Toshimi Kitazawa, whose center-left Democratic Party of Japan (DPJ) took power last month, was speaking ahead of a visit next week by U.S. Defense Secretary Robert Gates and a month before a trip by President Barack Obama.

The minister stressed his party's message that, while Tokyo values the traditionally strong relationship with the United States, it is also seeking less subservient U.S. ties than those under its conservative predecessors.

Japan wants "to build a new relationship that meets the requirements of the new era instead of getting mired in fears of offending them," the minister said, stressing however that the alliance remains "extremely important."

Next week, the 71-year-old minister said, he wants to have "candid talks" with Gates about the American military presence on southern Okinawa, which is home to more than half of the 47,000 U.S. troops in Japan.

A flashpoint has long been the U.S. Marine Corps Futenma Air Base, located in a crowded urban area on the island, where residents have been angered by aircraft noise while community frictions with U.S. service personnel have grown.

Anger rose especially after the 1995 gang-rape of a 12-year-old girl and the alleged rape of a 14-year-old girl by U.S. military servicemen.

Under the 1960 Japan-U.S. Status of Forces Agreement, the troops fall under American, not Japanese, criminal jurisdiction - although more recently indicted suspects in serious cases have been handed to Japanese authorities.

Despite this, the "people in Okinawa as a whole feel that the Japan-U.S. Status of Forces Agreement is humiliating," Kitazawa said. "We will propose to review the agreement when Mr. Gates comes here.

"People living close to U.S. bases say 'please close the U.S. bases, eliminate the noise,'" he said. "We want to end the suffering and the burden endured by the Okinawan people who have long hosted the U.S. bases."

He added: "Okinawan people have high hopes that change will come to their lives after the change of government."

Under a 2006 agreement struck under a conservative Japanese government and the U.S. administration of George W. Bush, the air base is to be closed and relocated to a coastal area of Okinawa by 2014.

But new Prime Minister Yukio Hatoyama has said he wants the base to be moved off Okinawa, even out of Japan altogether, although this week he appeared to soften his stance.

Kitazawa said Tokyo wants to renegotiate the agreement on realigning U.S. forces, which also includes a plan to move 8,000 U.S. troops to Guam - although Washington has already indicated it expects the deal to stand.
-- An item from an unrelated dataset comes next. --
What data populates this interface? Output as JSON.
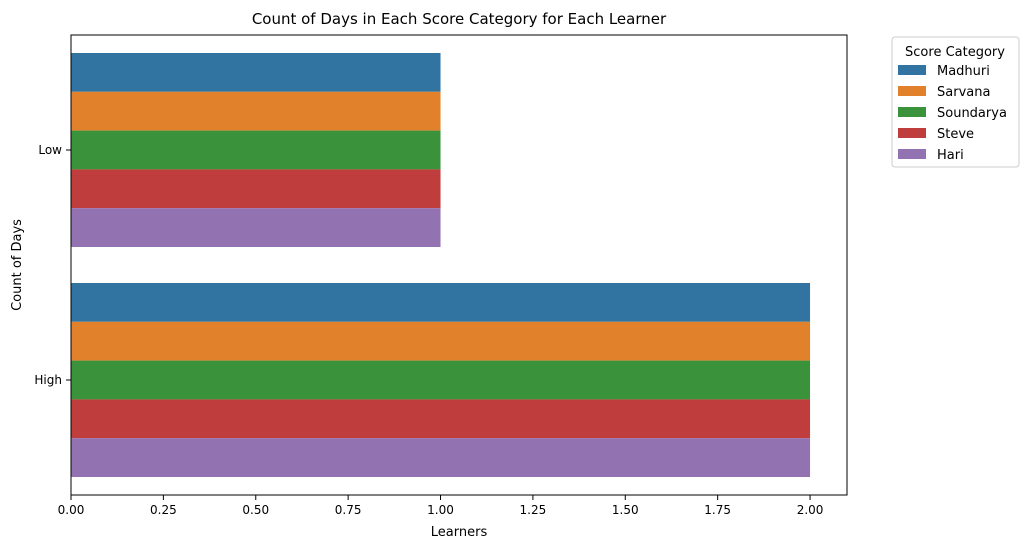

But Kitazawa also said that Japan had few other options than to relocate the Futenma base somewhere within Okinawa.

"Regarding a relocation outside Okinawa, where else do we have?" he said.

"It's extremely difficult to find an alternative place in the current situation.

"In reality we can only slightly change the current plan," because of the geographical features of the Okinawan coast, Kitazawa said.

Hours earlier in Washington Japan informed White House and Pentagon officials that it would end an Indian Ocean naval refueling mission backing the war in Afghanistan when its mandate expires in January.

The minister said that "the most feasible support Japan can offer in terms of Afghanistan is civilian support," adding that one option would be for Japanese air force planes to transport aid to Afghan refugees in Pakistan.

Other issues to be discussed with Gates would include Japan's choice of next-generation fighter jets.

Although the U.S.-made Lockheed Martin F-35 is one option, the minister said that "our choice is wide open to other options, of non-American-made jets."